社長が賞与に悩む時間が10日間から1時間に

新日本製薬 株式会社
代表取締役 後藤孝洋様

新日本製薬 株式会社様

本社所在地福岡市中央区赤坂1-14-22 センチュリー赤坂門ビル
創業平成4年3月11日
資本金1,000万円
従業員316名(2009年8月現在)
URLhttp://www.shinnihonseiyaku.co.jp/
事業内容医薬品、基礎化粧品等の製造・販売、生薬植物の栽培・研究

当社が将来発展していくためにはなくてはならない仕組み
だと思い、導入を依頼しました。

当社と日本人事経営研究室とのお付き合いは2年半ほどになります。その間、日本人事経営研究室を社外の人事部としてうまく活用しながら社員の評価や給与体系を構築、改善してきました。その結果、リーダーに自覚が生まれ、責任感が向上するとともに主体的に行動できるようになったという点で大きな成果がありました。

ある方のご紹介で山元さんのお話を聞く機会があったのですが、山元さんが提案されている人事評価制度の考え方は当社が将来発展していくためにはなくてはならない仕組みだと思い、導入を依頼しました。1年ほどかけて基本になる制度をつくり上げ、導入後も各部門に合わせた形態に改善をしながらレベルアップを図りました。

1人の社員の評価を複数で行う
新日本製薬 株式会社 1人の社員の評価を複数で行う

新しい仕組みを導入して、制度上大きく変わった点が、1人の社員の評価を複数で行うという点です。社員1人に最低でも上司2人、通常は3人の上司に評価を行ってもらいます。しかし、この3人の評価結果が同じ結果になるかというと必ずしもそういうわけではありません、というより一致しない場合の方が多いわけです。そのため3人の評価をすり合わせる場が必要となります。このすり合わせの場を評価決定会議といい、評価決定会議に基づいて最終評価結果が決定されます。

それまでは、部門長1人が部下の評価を決定していたのですが、なかなかそれぞれの部門長だけの情報から判断した評価結果だけでは、私の判断や思いと食い違う場合も見受けられました。また、評価の納得性にも疑問を持っていました。例えば、部下が50人もいるような部署で、部門長がその全ての部下の行動を把握、具体的根拠を持って評価できるわけはありません。どうしても『あいまい』な部分や『できていただろう』という評価が含まれてしまうのです。

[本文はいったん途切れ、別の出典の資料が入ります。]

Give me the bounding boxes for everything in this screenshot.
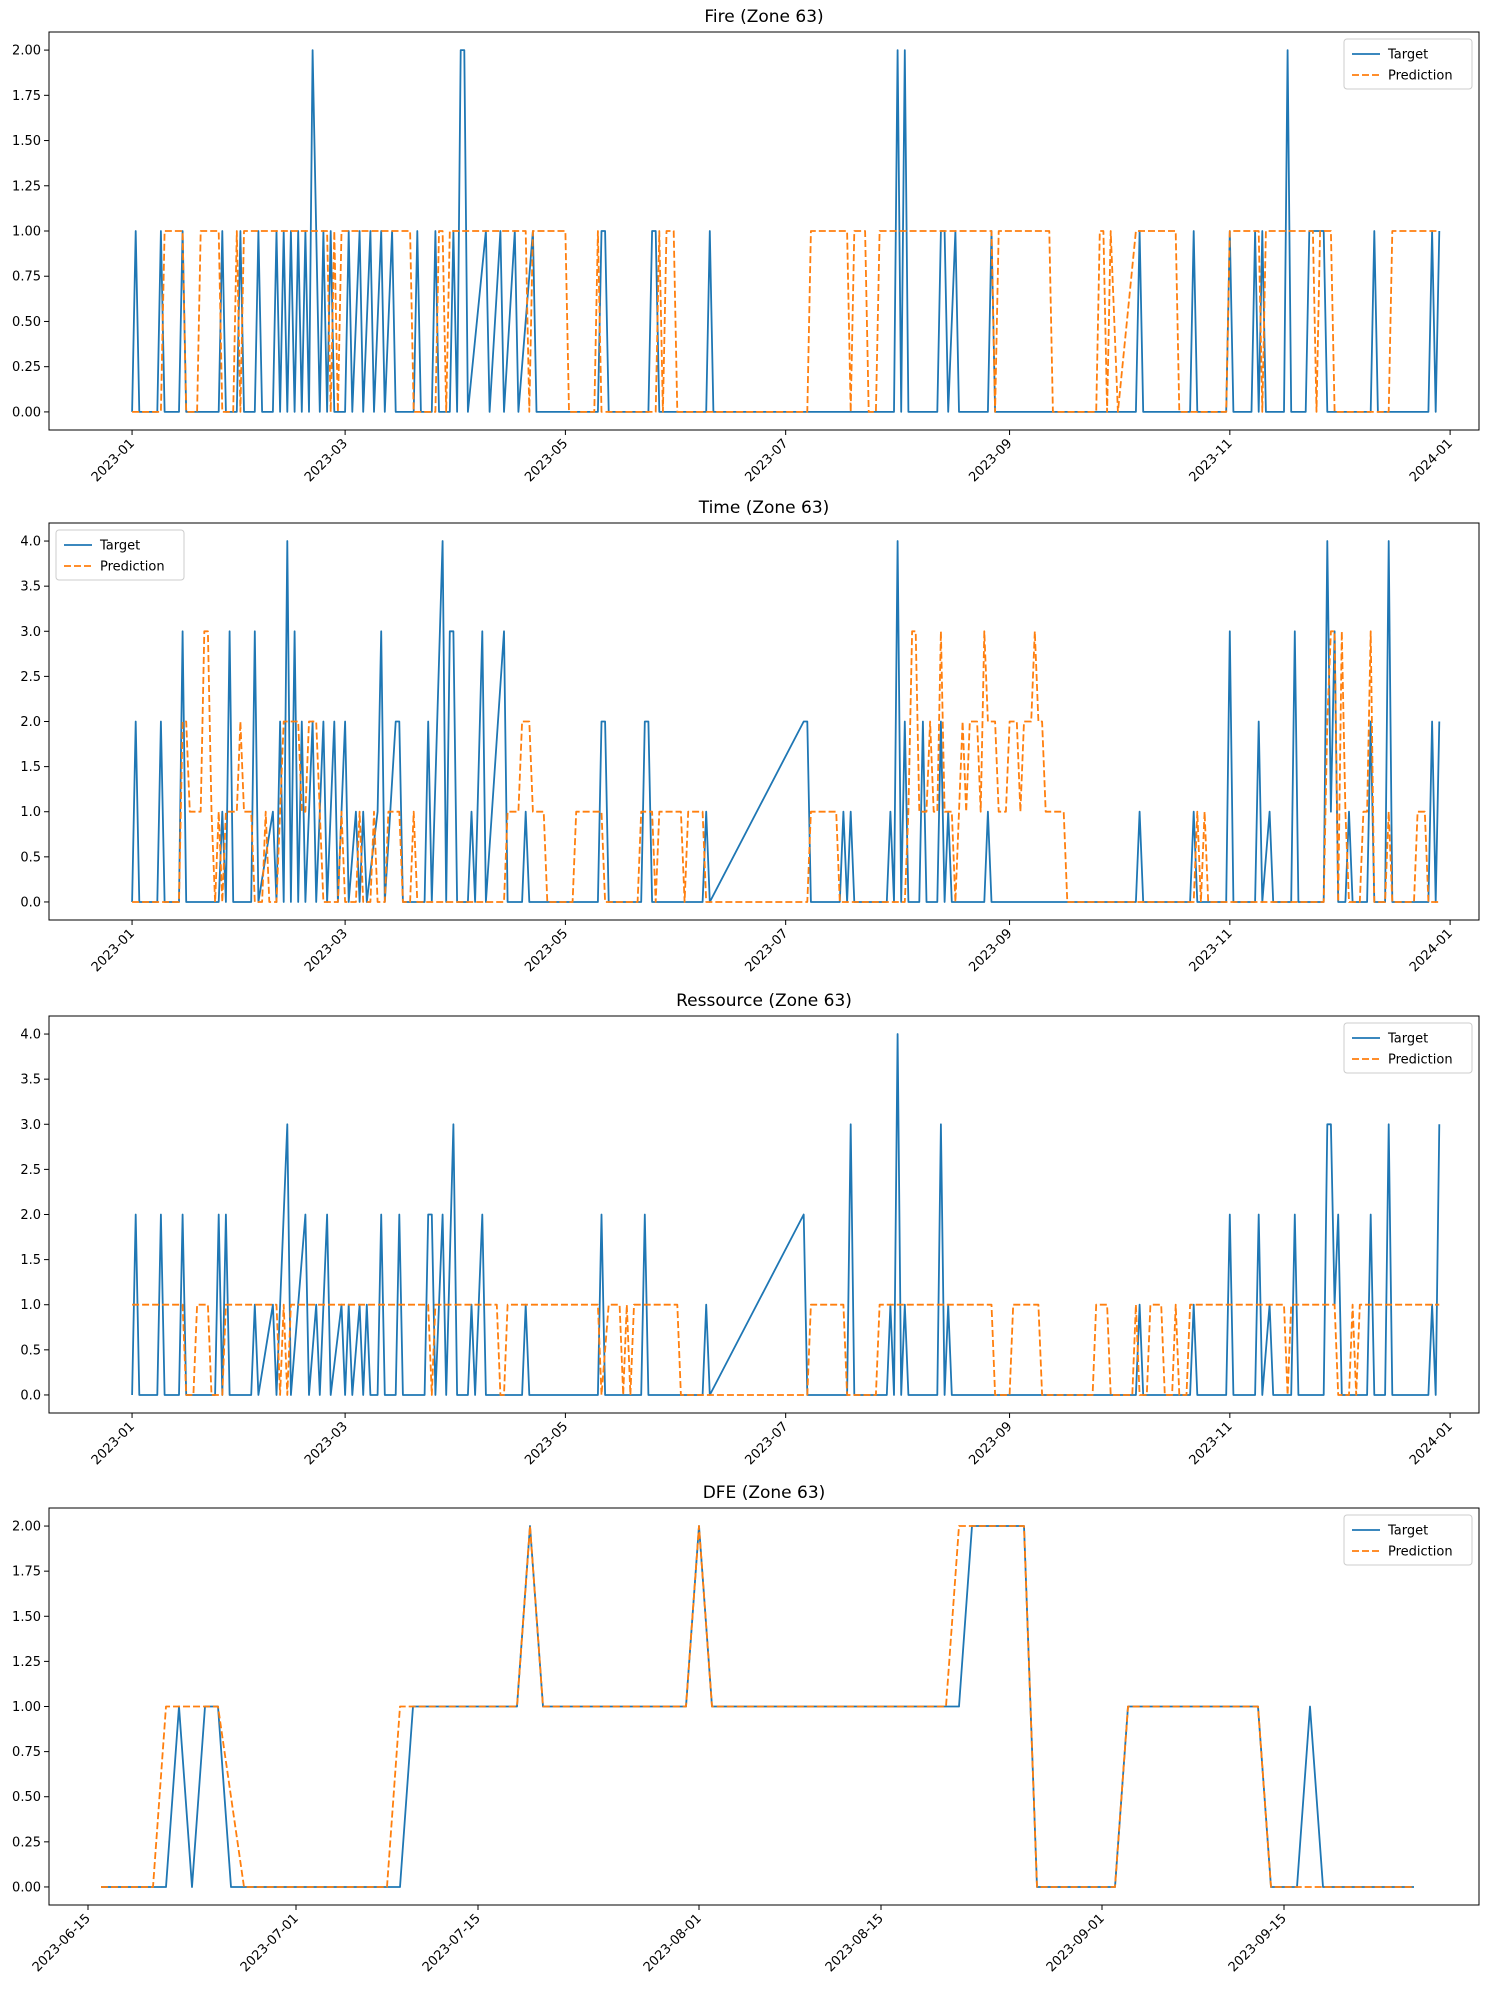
legend-label-prediction: Prediction	[1388, 69, 1453, 84]
plot-frame	[48, 1015, 1480, 1414]
x-tick-label: 2023-01	[89, 1419, 138, 1468]
legend-label-target: Target	[1387, 1032, 1428, 1047]
y-tick-label: 1.5	[20, 760, 41, 775]
x-tick-label: 2023-07	[742, 436, 791, 485]
legend-label-target: Target	[99, 539, 140, 554]
x-tick-label: 2023-03	[302, 926, 351, 975]
series-line-prediction	[132, 230, 1440, 413]
x-tick-label: 2023-07-01	[238, 1911, 302, 1975]
x-tick-label: 2024-01	[1407, 436, 1456, 485]
series-line-prediction	[101, 1525, 1414, 1888]
y-tick-label: 1.25	[12, 1655, 41, 1670]
y-tick-label: 2.5	[20, 670, 41, 685]
y-tick-label: 1.25	[12, 179, 41, 194]
y-tick-label: 2.00	[12, 1520, 41, 1535]
y-tick-label: 0.00	[12, 1880, 41, 1895]
y-tick-label: 3.5	[20, 1073, 41, 1088]
x-tick-label: 2023-06-15	[30, 1911, 94, 1975]
x-tick-label: 2023-09	[966, 436, 1015, 485]
y-tick-label: 0.5	[20, 850, 41, 865]
y-tick-label: 1.0	[20, 1298, 41, 1313]
y-tick-label: 0.75	[12, 1745, 41, 1760]
legend-label-prediction: Prediction	[100, 560, 165, 575]
x-tick-label: 2023-11	[1187, 926, 1236, 975]
legend: Target Prediction	[1343, 38, 1473, 90]
x-tick-label: 2023-11	[1187, 1419, 1236, 1468]
x-tick-label: 2023-11	[1187, 436, 1236, 485]
y-tick-label: 0.75	[12, 270, 41, 285]
y-tick-label: 1.00	[12, 1700, 41, 1715]
series-line-target	[131, 1033, 1441, 1396]
x-tick-label: 2023-07-15	[420, 1911, 484, 1975]
chart-title: Fire (Zone 63)	[704, 7, 823, 27]
x-tick-label: 2023-09	[966, 1419, 1015, 1468]
x-tick-label: 2024-01	[1407, 926, 1456, 975]
y-tick-label: 3.0	[20, 625, 41, 640]
y-tick-label: 0.00	[12, 405, 41, 420]
x-tick-label: 2023-07	[742, 1419, 791, 1468]
x-tick-label: 2023-09-01	[1044, 1911, 1108, 1975]
x-tick-label: 2023-01	[89, 926, 138, 975]
series-line-target	[131, 49, 1441, 413]
chart-title: Ressource (Zone 63)	[676, 991, 852, 1011]
y-tick-label: 0.50	[12, 1790, 41, 1805]
y-tick-label: 2.00	[12, 44, 41, 59]
x-tick-label: 2023-05	[522, 926, 571, 975]
chart-title: Time (Zone 63)	[698, 498, 830, 518]
x-tick-label: 2024-01	[1407, 1419, 1456, 1468]
chart-panel-3: Ressource (Zone 63) 0.0 0.5 1.0 1.5 2.0 2.5 3.0…	[20, 991, 1480, 1468]
y-tick-label: 2.0	[20, 715, 41, 730]
legend-label-target: Target	[1387, 1524, 1428, 1539]
x-tick-label: 2023-08-15	[823, 1911, 887, 1975]
y-tick-label: 1.0	[20, 805, 41, 820]
chart-title: DFE (Zone 63)	[703, 1483, 826, 1503]
chart-panel-4: DFE (Zone 63) 0.00 0.25 0.50 0.75 1.00 1.25 1.5…	[12, 1483, 1480, 1975]
legend: Target Prediction	[1343, 1022, 1473, 1074]
y-tick-label: 0.25	[12, 360, 41, 375]
x-tick-label: 2023-08-01	[641, 1911, 705, 1975]
y-tick-label: 3.0	[20, 1118, 41, 1133]
legend-label-target: Target	[1387, 48, 1428, 63]
series-line-prediction	[132, 1303, 1440, 1396]
x-tick-label: 2023-07	[742, 926, 791, 975]
y-tick-label: 0.0	[20, 1388, 41, 1403]
legend: Target Prediction	[1343, 1514, 1473, 1566]
x-tick-label: 2023-05	[522, 1419, 571, 1468]
chart-panel-2: Time (Zone 63) 0.0 0.5 1.0 1.5 2.0 2.5 3.0 3.5 4.…	[20, 498, 1480, 975]
y-tick-label: 1.75	[12, 1565, 41, 1580]
x-tick-label: 2023-05	[522, 436, 571, 485]
y-tick-label: 1.50	[12, 134, 41, 149]
y-tick-label: 4.0	[20, 535, 41, 550]
y-tick-label: 0.5	[20, 1343, 41, 1358]
x-tick-label: 2023-09-15	[1226, 1911, 1290, 1975]
y-tick-label: 2.5	[20, 1163, 41, 1178]
series-line-prediction	[132, 630, 1440, 903]
legend-box	[1343, 1022, 1473, 1074]
y-tick-label: 3.5	[20, 580, 41, 595]
y-tick-label: 2.0	[20, 1208, 41, 1223]
x-tick-label: 2023-03	[302, 436, 351, 485]
legend-box	[1343, 1514, 1473, 1566]
y-tick-label: 1.50	[12, 1610, 41, 1625]
legend-label-prediction: Prediction	[1388, 1053, 1453, 1068]
y-tick-label: 0.25	[12, 1835, 41, 1850]
x-tick-label: 2023-03	[302, 1419, 351, 1468]
x-tick-label: 2023-09	[966, 926, 1015, 975]
legend-box	[55, 529, 185, 581]
chart-panel-1: Fire (Zone 63) 0.00 0.25 0.50 0.75 1.00 1.25 1.…	[12, 7, 1480, 485]
y-tick-label: 0.0	[20, 895, 41, 910]
y-tick-label: 1.5	[20, 1253, 41, 1268]
legend: Target Prediction	[55, 529, 185, 581]
y-tick-label: 4.0	[20, 1028, 41, 1043]
legend-label-prediction: Prediction	[1388, 1545, 1453, 1560]
y-tick-label: 0.50	[12, 315, 41, 330]
legend-box	[1343, 38, 1473, 90]
x-tick-label: 2023-01	[89, 436, 138, 485]
y-tick-label: 1.00	[12, 225, 41, 240]
series-line-target	[131, 540, 1441, 903]
y-tick-label: 1.75	[12, 89, 41, 104]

このようなことから、本人への評価フィードバックまではできていない状態で、果たして社員が評価結果や給与に満足しているのかどうか疑問をかかえたままの状態でした。

責任感と自覚が格段に高まる
新日本製薬 株式会社 責任感と自覚が格段に高まる

それが複数の評価者で、しかもより現場に近い者が評価を行うことによって評価結果に客観性が出て納得性が得られると判断し、フィードバックの面談を行うようにしました。その結果、当社では毎回、面談結果のアンケートを実施しているのですが、他社の結果と比較して納得度が高得点ということで非常に満足しています。

この評価される側の納得度以上に効果が大きかったのが、評価者側の成長です。評価を行い、しかもその結果を自ら本人に納得するように伝えなければならない、しかもその結果は当人の給与や賞与にまで反映する。おのずと評価者はその結果に責任を持たなければなりません。そのためには部下の仕事をしっかり見ておいてあげないといけないし、自分自身の仕事も部下から見てお手本とされるものでなければ部下は評価を受け入れてくれるはずはありません。このため、評価者の仕事に対する責任感と自覚が導入前に比べて格段に高まりました。

リーダーの成長を早める
新日本製薬 株式会社 リーダーの成長を早める

一方制度上のもう一つの大きな変革は、評価者が全社員の約3%から32%に増えたという点です。それまでは、部長職クラスの社員だけが評価に携わっていたものを、現場のリーダークラスの社員へ評価者研修を実施した上で評価を任せていきました。もうおわかりだと思いますが、この結果、仕事に責任感と自覚を持ったリーダーが約25人も増えたということにつながったのです。評価を任せる⇒リーダーの成長を早めるということを実感しました。

また、経営的な視点から見た大きな効果として、社長が賞与決定にかける時間が10日から1時間に縮まった、ということです。これまでは、長時間熟考し決定していた賞与の支給金額が、評価と賞与の制度上で出てきた金額を確認するだけで決定できるようになり、その決定に要する時間が1時間となったのです。これによって、社長が本来の経営に割く時間が大幅に確保できたのはいうまでもありません。